See the world through the eyes of people with mental illness.


Have you ever wondered what it’s like to have a mental illness or struggle with addiction?

Maybe you have experience with a mental illness, and wonder what it’s like to sit in the professional’s chair, trying to help.

Enter Reddit.

Three days ago someone asked: “Psychiatrists/Psychologists of Reddit, what is the most profound or insightful thing you have ever heard from a patient with a mental illness?”

Cue the internet.

What came back were some wonderful insights into what people are struggling with, and what working in these mental health roles is like.

“I worked with a child (11 years old) who had been diagnosed with Asperger Syndrome and I was having a conversation about how it affects interpersonal communication,” wrote BigNasty417.

“I was fumbling through explaining non-verbal cues, misunderstandings, etc when he said to me, ‘It’s like trying to explain color to someone who’s colorblind’.”

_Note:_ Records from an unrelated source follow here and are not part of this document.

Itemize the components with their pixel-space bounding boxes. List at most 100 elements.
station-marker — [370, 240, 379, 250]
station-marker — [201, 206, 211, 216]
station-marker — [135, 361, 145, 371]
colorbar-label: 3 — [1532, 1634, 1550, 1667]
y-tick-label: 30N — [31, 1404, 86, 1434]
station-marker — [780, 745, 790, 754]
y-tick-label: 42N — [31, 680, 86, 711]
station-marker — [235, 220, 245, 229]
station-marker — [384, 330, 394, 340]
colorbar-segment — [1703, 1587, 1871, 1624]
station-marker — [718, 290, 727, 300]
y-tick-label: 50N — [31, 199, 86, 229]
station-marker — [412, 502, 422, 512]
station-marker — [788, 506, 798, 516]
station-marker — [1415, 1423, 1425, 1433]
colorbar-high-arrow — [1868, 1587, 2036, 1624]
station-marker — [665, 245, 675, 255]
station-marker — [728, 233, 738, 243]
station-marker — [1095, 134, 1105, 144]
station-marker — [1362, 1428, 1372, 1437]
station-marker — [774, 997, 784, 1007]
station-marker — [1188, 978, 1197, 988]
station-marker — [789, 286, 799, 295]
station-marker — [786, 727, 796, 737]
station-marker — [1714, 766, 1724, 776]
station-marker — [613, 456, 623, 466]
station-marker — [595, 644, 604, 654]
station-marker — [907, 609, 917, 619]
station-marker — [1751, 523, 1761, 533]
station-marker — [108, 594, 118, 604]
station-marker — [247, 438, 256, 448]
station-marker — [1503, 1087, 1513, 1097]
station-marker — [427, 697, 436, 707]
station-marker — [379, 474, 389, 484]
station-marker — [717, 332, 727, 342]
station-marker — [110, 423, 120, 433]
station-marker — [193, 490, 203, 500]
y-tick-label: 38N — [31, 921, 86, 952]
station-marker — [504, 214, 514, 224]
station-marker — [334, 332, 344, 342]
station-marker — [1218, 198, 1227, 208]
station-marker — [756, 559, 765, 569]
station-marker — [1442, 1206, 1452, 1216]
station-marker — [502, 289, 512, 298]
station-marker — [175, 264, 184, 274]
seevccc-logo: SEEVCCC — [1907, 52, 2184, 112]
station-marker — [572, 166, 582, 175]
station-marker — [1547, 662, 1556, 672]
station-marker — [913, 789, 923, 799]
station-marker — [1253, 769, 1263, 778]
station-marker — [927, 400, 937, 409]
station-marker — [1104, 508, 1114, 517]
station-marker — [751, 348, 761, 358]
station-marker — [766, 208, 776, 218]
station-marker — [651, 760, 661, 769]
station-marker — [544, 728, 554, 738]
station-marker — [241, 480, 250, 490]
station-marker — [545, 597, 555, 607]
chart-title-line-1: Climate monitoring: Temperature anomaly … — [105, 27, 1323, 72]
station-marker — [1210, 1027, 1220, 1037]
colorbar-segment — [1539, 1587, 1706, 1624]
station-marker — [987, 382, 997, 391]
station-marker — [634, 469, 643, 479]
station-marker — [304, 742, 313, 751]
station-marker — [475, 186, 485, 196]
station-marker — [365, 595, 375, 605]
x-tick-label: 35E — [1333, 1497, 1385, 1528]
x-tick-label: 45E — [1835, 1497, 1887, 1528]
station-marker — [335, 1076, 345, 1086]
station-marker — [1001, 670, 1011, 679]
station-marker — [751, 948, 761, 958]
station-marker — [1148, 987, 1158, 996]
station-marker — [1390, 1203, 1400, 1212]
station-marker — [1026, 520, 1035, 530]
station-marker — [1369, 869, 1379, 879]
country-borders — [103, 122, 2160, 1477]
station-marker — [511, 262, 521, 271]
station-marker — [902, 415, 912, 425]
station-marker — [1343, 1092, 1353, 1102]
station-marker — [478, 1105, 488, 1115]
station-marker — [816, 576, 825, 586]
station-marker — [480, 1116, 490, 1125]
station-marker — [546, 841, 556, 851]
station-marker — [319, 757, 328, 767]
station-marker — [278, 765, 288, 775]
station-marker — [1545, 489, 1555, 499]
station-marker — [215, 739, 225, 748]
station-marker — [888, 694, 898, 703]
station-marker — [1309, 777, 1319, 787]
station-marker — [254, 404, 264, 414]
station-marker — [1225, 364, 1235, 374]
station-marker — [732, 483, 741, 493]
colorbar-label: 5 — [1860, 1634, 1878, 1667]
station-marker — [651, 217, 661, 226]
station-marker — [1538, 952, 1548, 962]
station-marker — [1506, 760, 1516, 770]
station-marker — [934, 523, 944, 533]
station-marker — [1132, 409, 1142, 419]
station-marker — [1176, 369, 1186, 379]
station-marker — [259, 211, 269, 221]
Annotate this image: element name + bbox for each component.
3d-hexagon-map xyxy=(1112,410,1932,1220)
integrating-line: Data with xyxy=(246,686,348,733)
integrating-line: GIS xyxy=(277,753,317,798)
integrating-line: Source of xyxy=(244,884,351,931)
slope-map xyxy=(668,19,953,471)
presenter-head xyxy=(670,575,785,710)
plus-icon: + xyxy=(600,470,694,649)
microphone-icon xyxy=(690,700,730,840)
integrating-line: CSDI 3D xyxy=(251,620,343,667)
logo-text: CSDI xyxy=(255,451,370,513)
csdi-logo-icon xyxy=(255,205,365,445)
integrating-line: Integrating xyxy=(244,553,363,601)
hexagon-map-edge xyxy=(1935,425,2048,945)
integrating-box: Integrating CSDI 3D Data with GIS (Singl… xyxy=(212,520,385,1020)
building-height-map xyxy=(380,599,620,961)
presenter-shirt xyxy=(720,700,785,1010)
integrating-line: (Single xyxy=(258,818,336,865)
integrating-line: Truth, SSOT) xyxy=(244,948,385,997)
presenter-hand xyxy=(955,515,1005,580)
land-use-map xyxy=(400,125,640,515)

Droppinkn0wledge said that early in their career they had worked with an 56-year-old alcoholic who said: “I feel like a ghost, walking around unseen in the backdrops of these other happy lives.”

Some responses from people who are working with children are among the best.

Nezumipi writes about a child with autism struggling with her difficulty in making and keeping friends.

“It’s okay if I don’t have any friends. Having friends makes you happy but it doesn’t make you a good person. You know who was really popular? Hitler,” the child said.


“This girl was so lonely and it was causing her so much pain, but she still managed to see the difference between being popular and being good,” Nezumipi wrote.

Hitler: a great example of the difference between being popular and being good.

“We made a project of finding examples of unpopular people who did really good and important things. She still has a tough life ahead of her, but I think her attitude will help her be strong.”

Another Redditor, NerdyMommaMere recounted working with a 16-year-old boy with non-verbal autism who was learning to communicate using a specialised typing app.

“One of his first independently typed sentences was ‘Under my frenzy is freedom’. He completely clarified autism for me with that one sentence.”

Among the comments there were many that talked about the insight of people with mental illness, not just into their own conditions, but also the broader world.

“People diagnosed with mental illness are some of the most brilliant and misunderstood individuals in our society,” Frannyglass wrote.

“I have seen profound moments of insight, from people who self-harm describing the way they feel like a sponge and absorb the world’s pain, to straight up geniuses who just couldn’t find socially acceptable ways to contribute to the world.

“Many of them are bursting at the seams with incredibly complex world views, creative expression, and truly original perspectives, but often lack the ability or support to thrive.

“It’s a real shame we don’t have more respect for our ‘mentally ill’ fellow humans. I am convinced they hold keys that could radically impact our societies for the better.”

“Imagine if every small decision felt like it had life or death consequences”

Jagerboi11 said a patient recovering from body image issues said something that summed up the “whole message of therapy”.

“We spend our whole lives trying to get to a certain place or acquire certain things so that we may be happy. But true happiness is when you realise you are never going to get to that place or that even when you do you will still be dreaming of a new place or new things. So happiness has to start now, with what we have,” the patient said.

There were numerous descriptions of what it’s like to have different mental illnesses or how people with mental illness see themselves.

Depression: “It isn’t sadness. Sometimes… a lot of the time… I just feel like there is a blanket covering me. From head to toe I’m wrapped up in it, I can’t move, I can’t breath, I can’t be me. I feel like someone is just wrapping me up and I can’t do anything about it. I pretend everything is fine, I act like I’m happy and having a good time but really… I’m stuck and can’t escape.”

Anxiety: “Imagine if every small decision felt like it had life or death consequences”.

Bi-polar: “I asked him how he would describe himself: ‘an altruistic lover of truth and beauty’. I then asked him how others would describe him: ‘bit of a c**t probably’.”

Mostly, it’s just a really great way to get a better idea of the complexities of the human brain, and what people with mental illness and the people who work with them feel.

The thread has been extremely popular, with over 7000 comments and counting.